In short, the burial has become a trump card — a calculated tool to resurrect an unpopular image of both the party and its leadership. Having failed to reorganise, renew, or meaningfully reconnect with the electorate after their electoral defeat, PF leaders have found in death what they could not find in life: sympathy, attention, and a rallying point. The body of a former president has effectively been turned into a bargaining chip.

This is not only morally questionable; it is culturally alien. In African tradition, burial is about unity, reconciliation, and finality. It is meant to heal, not divide. By prolonging this impasse, the Lungu family and PF leaders are denying the nation closure and undermining the very dignity they claim to defend.

The argument that this is purely a private family matter collapses under the weight of public reality. One cannot enjoy the privileges of the presidency in life and then insist on total privacy in death.

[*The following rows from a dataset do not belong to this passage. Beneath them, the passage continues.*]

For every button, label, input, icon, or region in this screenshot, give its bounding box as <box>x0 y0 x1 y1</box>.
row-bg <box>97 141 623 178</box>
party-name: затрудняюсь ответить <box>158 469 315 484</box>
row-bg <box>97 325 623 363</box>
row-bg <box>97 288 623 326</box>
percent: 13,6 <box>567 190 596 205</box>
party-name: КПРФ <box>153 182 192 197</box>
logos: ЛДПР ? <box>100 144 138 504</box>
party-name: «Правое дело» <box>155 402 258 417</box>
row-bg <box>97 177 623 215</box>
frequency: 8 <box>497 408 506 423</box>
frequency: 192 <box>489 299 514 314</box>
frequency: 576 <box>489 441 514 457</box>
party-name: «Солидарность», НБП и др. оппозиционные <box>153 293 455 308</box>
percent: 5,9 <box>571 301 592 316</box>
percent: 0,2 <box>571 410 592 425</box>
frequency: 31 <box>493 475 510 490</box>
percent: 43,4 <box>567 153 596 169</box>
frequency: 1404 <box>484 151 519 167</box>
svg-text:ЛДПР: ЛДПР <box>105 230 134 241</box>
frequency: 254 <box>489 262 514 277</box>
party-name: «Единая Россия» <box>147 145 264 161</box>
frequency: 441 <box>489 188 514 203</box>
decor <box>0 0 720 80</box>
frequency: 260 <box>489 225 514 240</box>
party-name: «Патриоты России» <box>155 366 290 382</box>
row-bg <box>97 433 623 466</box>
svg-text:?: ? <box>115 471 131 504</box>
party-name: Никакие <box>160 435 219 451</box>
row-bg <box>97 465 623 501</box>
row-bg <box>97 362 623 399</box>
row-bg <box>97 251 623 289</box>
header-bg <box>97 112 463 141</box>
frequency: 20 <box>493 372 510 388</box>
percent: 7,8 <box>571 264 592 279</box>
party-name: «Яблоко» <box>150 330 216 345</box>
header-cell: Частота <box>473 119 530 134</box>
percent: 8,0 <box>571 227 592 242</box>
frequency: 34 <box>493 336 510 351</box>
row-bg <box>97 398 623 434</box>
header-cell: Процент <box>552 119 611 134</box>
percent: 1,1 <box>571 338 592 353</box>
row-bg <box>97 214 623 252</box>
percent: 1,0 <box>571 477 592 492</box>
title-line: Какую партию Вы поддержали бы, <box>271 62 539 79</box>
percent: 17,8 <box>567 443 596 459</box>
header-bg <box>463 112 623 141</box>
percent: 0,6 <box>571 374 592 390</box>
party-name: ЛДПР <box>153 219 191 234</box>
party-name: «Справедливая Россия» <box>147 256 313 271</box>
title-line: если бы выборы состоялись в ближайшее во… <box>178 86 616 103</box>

The courts must, of course, be respected. The right to appeal is lawful, and the judiciary must be allowed to run its course. But legality should not be confused with moral responsibility. Every additional day that Mr Lungu’s remains lie in a South African mortuary is a day of collective national embarrassment.

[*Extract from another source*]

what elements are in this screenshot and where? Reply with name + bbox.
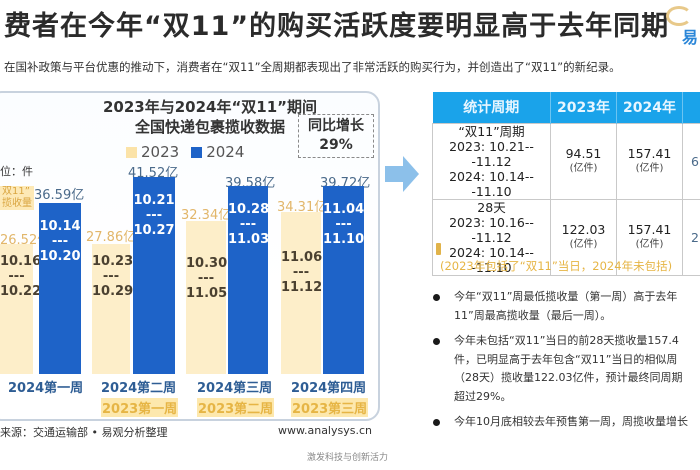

It sends a message that Zambia cannot manage its own symbols, that partisan grudges can override state authority, and that even death is not spared from political gamesmanship.

Equally troubling is the selective outrage displayed by opposition figures. When the government insists on a state burial, it is accused of insensitivity. When the family refuses compromise, it is portrayed as courageous. This double standard reveals the true motive: not justice, not dignity, but political survival.

Whatever the final verdict of the South African courts, one thing is already clear. This saga is not about where Edgar Lungu wished to be buried. It is about how his legacy is being exploited by those who benefited from his presidency and now fear political extinction.

However, the cruel truth is that the PF’s irreparably damaged image problem cannot be solved by prolonging a funeral. Worse still, no amount of legal delay will erase memories of economic decline, political violence, and institutional decay associated with their rule.

Zambia deserves better. The presidency deserves respect beyond partisan lines.

Edgar Lungu, whatever one’s view of his leadership, deserves a dignified burial that unites rather than divides. Turning his final rest into a political battleground is not an act of honour — it is a betrayal of both the man and the nation.

History will be unkind to those who chose defiance over dignity and politics over peace.